Estudos Aplicados ao Marketing
Por Rafael Mauricio Menshhein
12/10/2006
Todas
as organizações devem, nem todas fazem, ter em mente que muito mais do que um
simples departamento, o Marketing é fonte de estudos, faz com que mais pesquisas
sejam realizadas para desenvolver um produto e dar ao consumidor o desejado com
algo a mais.
Não é somente uma tarefa de agregar valor, o Marketing é tido como apenas uma
parte da organização que não traz retorno, o dinheiro investido é jogado fora,
mas esquecem de olhar que isto só ocorre quando alguém resolve cortar o espaço
do Marketing na empresa, reduzem o tempo de Pesquisa e Desenvolvimento, a busca
de informações com os consumidores não é feita do modo correto, o CRM, que
muitas vezes não foi implantado, não funciona como deveria, a Logística é mal
aproveitada dentro de toda a estrutura organizacional e todos os demais
departamentos também estão ali como “enfeite”.

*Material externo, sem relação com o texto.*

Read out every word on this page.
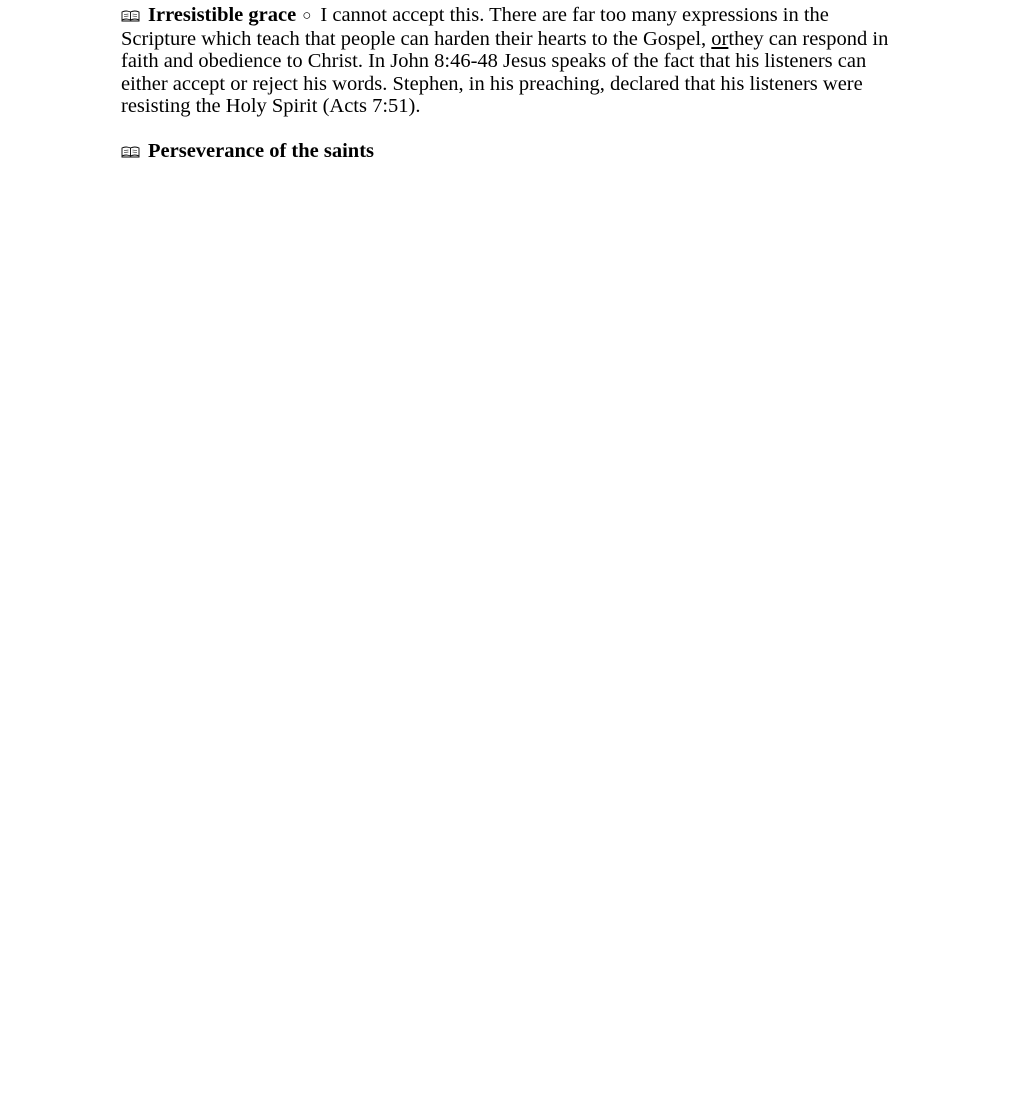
Irresistible grace ○ I cannot accept this. There are far too many expressions in the Scripture which teach that people can harden their hearts to the Gospel, orthey can respond in faith and obedience to Christ. In John 8:46-48 Jesus speaks of the fact that his listeners can either accept or reject his words. Stephen, in his preaching, declared that his listeners were resisting the Holy Spirit (Acts 7:51).

Perseverance of the saints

Ter consciência de que os estudos não podem ser cortados, a busca por mais
informações pode gerar muito retorno e que o consumidor busca sempre o novo é
algo realmente pouco percebido em algumas organizações, que levam tudo o que
produzem a base de feeling, mas até onde é sabido apenas Morris Albert consegue
viver de Feelings até hoje.
A natureza do Marketing já demonstra que uma das principais das suas ações é a
busca por informação, é praticamente entrar na cabeça do consumidor e retirar de
lá as idéias que serão usadas para cativá-lo e transformar simples conceitos em
algo realmente palpável.
Cada vez mais existem formas de coletar dados, usar ferramentas como a Internet
pode trazer vantagens que hoje são idéias muito a frente, mas que podem ser
aprimoradas com o tempo e no momento certo chegar ao mercado, dando ao
consumidor a impressão de que alguém pensou no seu objeto de desejo sem que ele
dissesse nada.
Com a diversidade de fontes, as facilidades que o mercado trouxe, a
disponibilidade de informações, os conceitos aplicados corretamente à prática e
o constante estudo, são formas de manter uma empresa jovem, ativa, que captura
dados e transforma-os em informação com muita competência, trazendo para dentro
do planejamento todas as variáveis possíveis e que decidirão quem poderá ganhar
o “jogo” no mercado.
Quanto mais conhecimento existe sobre um certo tipo de comportamento, uma faixa
etária ou mesmo de um grupo específico de pessoas, mais uma organização consegue
extrair bons frutos para dar aos mercados, criam-se estratégias, são elaboradas
campanhas de Marketing com objetivos mais focados, as metas estão embasadas em
números retirados das freqüentes coletas de dados (a não ser que a façam baseada
em feeling) e a união de todas as áreas que compõem a empresa, geram o melhor
que pode existir, conhecem muito bem o terreno onde pisam e alçam vôos mais
altos.
Diante da competição global e dos perigos existentes no mercado em que atua-se,
é natural que quanto mais fontes de informação existam dentro da empresa, maior
é a capacidade de voltar a ganhar espaço no mercado, a não ser que uma empresa
não saiba exatamente o que faz, o que o consumidor quer e quem está ali dentro.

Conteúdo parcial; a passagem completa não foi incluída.